China, which like Russia has a veto in the council, also has reservations about the draft. Russia and China vetoed a European-drafted resolution in October that condemned Syria and threatened it with sanctions.

"I don't think we can go on like this," Ban said.

Syria's crackdown on protesters and anti-government fighters had gone on despite a now-suspended Arab League monitoring mission and action was needed to stop the bloodshed, he said.

"Even with the monitoring missions having been there, more than a few hundred have been killed ... every day tens of people are killed ... this should stop immediately," Ban said. "It is crucially important for the Security Council to act on this."

The office of U.N. High Commissioner for Human Rights Navi Pillay voiced alarm on Tuesday at the escalating violence and called on Syrian authorities to "stop the killing of civilians" while also urging opposition forces to show restraint.

"It does look like there's a very dangerous and alarming escalation taking place including right in the suburbs of Damascus," U.N. human rights spokesman Rupert Colville told a news briefing in Geneva.

"So once again we urge the Syrian authorities to stop the killing of civilians in Syria.
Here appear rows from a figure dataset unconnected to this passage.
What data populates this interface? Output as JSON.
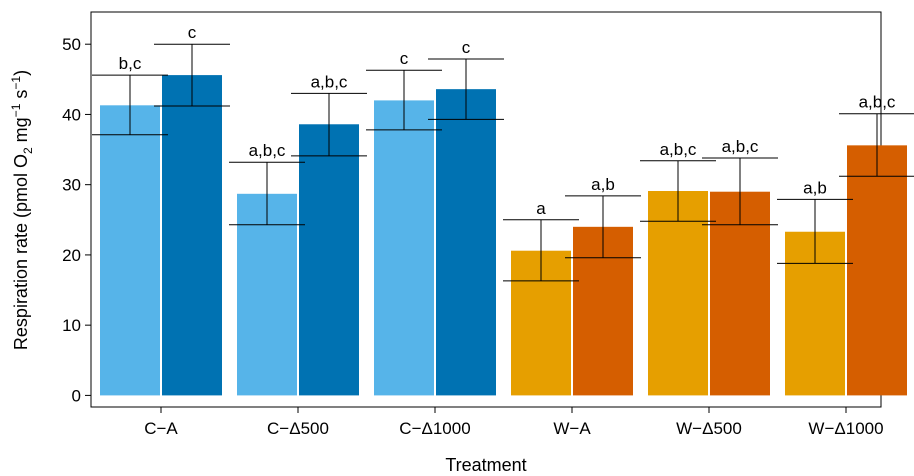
{
  "chart_data": {
    "type": "bar",
    "xlabel": "Treatment",
    "ylabel": "Respiration rate (pmol O2 mg-1 s-1)",
    "ylim": [
      0,
      55
    ],
    "yticks": [
      0,
      10,
      20,
      30,
      40,
      50
    ],
    "categories": [
      "C−A",
      "C−Δ500",
      "C−Δ1000",
      "W−A",
      "W−Δ500",
      "W−Δ1000"
    ],
    "series": [
      {
        "values": [
          41.3,
          28.7,
          42.0,
          20.6,
          29.1,
          23.3
        ],
        "err_low": [
          37.1,
          24.3,
          37.8,
          16.3,
          24.8,
          18.8
        ],
        "err_high": [
          45.6,
          33.2,
          46.3,
          25.0,
          33.4,
          27.9
        ],
        "labels": [
          "b,c",
          "a,b,c",
          "c",
          "a",
          "a,b,c",
          "a,b"
        ],
        "colors": [
          "#56B4E9",
          "#56B4E9",
          "#56B4E9",
          "#E69F00",
          "#E69F00",
          "#E69F00"
        ]
      },
      {
        "values": [
          45.6,
          38.6,
          43.6,
          24.0,
          29.0,
          35.6
        ],
        "err_low": [
          41.2,
          34.1,
          39.3,
          19.6,
          24.3,
          31.2
        ],
        "err_high": [
          50.0,
          43.0,
          47.9,
          28.4,
          33.8,
          40.1
        ],
        "labels": [
          "c",
          "a,b,c",
          "c",
          "a,b",
          "a,b,c",
          "a,b,c"
        ],
        "colors": [
          "#0072B2",
          "#0072B2",
          "#0072B2",
          "#D55E00",
          "#D55E00",
          "#D55E00"
        ]
      }
    ],
    "legend": "none",
    "grid": false
  }
}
And we also urge the opposition fighters to take extreme caution too and ensure that there is no more unnecessary killing," he said.

More than 5,000 people have been killed in the uprising as of mid-December, according to Pillay's office.

Despite "high rates of casualties" since then, it has been impossible to verify incidents and lists of victims compiled by five or six human rights groups on the ground, Colville said.